An FPTAS for Counting Proper Four-Colorings on Cubic Graphs

Graph coloring is arguably the most exhaustively studied problem in the area of approximate counting. It is conjectured that there is a fully polynomial-time (randomized) approximation scheme (FPTAS/FPRAS) for counting the number of proper colorings as long as $q \geq Δ+ 1$, where $q$ is the number of colors and $Δ$ is the maximum degree of the graph. The bound of $q = Δ+ 1$ is the uniqueness threshold for Gibbs measure on $Δ$-regular infinite trees. However, the conjecture remained open even for any fixed $Δ\geq 3$ (The cases of $Δ=1, 2$ are trivial).

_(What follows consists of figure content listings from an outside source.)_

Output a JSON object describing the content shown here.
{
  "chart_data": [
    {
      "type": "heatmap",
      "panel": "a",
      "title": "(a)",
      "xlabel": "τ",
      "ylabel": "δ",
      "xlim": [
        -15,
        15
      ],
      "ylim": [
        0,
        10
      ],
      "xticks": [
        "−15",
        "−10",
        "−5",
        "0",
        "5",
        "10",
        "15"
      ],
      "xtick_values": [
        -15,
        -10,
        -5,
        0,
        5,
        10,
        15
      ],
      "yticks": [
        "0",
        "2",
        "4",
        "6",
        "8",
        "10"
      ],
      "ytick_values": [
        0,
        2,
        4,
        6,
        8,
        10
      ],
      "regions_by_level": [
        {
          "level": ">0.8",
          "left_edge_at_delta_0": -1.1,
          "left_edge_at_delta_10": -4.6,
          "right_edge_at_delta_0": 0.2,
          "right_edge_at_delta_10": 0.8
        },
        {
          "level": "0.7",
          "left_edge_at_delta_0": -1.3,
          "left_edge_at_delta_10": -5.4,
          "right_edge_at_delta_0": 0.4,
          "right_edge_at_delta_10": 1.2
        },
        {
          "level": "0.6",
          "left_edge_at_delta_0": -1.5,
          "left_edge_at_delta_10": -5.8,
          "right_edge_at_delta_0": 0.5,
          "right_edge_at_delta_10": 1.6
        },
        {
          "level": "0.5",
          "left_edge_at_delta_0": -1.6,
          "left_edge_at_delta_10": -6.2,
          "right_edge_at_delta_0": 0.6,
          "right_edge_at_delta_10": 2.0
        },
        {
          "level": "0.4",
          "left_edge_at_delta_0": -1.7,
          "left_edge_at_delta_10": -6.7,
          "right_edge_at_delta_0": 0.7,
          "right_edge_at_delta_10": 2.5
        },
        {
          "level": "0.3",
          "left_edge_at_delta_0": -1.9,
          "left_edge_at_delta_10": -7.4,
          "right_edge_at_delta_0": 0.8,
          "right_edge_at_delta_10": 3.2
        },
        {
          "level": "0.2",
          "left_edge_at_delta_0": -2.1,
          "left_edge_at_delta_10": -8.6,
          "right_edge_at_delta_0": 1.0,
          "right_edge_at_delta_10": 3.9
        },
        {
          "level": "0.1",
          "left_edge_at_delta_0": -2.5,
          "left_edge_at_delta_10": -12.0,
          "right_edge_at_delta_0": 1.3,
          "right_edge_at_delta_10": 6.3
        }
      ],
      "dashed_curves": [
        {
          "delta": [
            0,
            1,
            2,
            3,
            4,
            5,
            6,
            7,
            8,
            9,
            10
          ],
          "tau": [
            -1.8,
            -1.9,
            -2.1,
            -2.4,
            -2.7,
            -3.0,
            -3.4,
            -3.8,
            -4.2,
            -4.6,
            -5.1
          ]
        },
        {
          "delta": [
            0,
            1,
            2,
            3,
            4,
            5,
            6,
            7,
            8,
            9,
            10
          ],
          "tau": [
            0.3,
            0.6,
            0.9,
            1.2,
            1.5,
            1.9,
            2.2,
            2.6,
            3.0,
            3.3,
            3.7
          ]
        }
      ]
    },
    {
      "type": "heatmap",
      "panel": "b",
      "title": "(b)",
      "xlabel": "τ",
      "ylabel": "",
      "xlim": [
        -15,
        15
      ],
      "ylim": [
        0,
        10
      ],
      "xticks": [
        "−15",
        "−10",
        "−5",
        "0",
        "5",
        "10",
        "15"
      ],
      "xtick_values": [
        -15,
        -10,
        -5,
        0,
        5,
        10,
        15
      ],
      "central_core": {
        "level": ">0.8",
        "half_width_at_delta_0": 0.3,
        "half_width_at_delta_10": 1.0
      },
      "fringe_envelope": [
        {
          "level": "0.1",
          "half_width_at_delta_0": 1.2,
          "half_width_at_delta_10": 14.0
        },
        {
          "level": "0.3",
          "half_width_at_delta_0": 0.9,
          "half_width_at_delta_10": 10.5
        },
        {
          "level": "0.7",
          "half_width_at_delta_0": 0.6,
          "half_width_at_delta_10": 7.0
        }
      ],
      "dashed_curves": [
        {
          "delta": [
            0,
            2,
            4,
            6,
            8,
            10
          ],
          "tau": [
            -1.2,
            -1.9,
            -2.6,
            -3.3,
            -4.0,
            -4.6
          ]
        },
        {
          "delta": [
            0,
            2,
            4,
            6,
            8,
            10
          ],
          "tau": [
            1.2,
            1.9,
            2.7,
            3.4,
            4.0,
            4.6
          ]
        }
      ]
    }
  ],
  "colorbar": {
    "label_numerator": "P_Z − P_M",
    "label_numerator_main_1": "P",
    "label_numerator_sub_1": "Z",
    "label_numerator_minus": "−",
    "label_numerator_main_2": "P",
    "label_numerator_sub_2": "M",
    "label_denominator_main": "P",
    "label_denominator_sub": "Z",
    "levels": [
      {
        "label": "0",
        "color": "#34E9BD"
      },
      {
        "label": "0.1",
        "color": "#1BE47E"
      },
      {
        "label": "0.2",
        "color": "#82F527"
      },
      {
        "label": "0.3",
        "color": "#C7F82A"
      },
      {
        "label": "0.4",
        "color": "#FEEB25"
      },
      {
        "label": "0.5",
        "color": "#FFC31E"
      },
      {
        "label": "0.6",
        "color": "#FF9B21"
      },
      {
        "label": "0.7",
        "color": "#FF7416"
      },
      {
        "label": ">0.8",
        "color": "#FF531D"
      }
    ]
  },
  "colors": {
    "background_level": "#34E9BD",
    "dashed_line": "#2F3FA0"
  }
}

In this paper, we design an FPTAS for counting the number of proper $4$-colorings on graphs with maximum degree $3$ and thus confirm the conjecture in the case of $Δ=3$. This is the first time to achieve this optimal bound of $q = Δ+ 1$. Previously, the best FPRAS requires $q > \frac{11}{6} Δ$ and the best deterministic FPTAS requires $q > 2.581Δ+ 1$ for general graphs. In the case of $Δ=3$, the best previous result is an FPRAS for counting proper 5-colorings. We note that there is a barrier to go beyond $q = Δ+ 2$ for single-site Glauber dynamics based FPRAS and we overcome this by correlation decay approach. Moreover, we develop a number of new techniques for the correlation decay approach which can find applications in other approximate counting problems.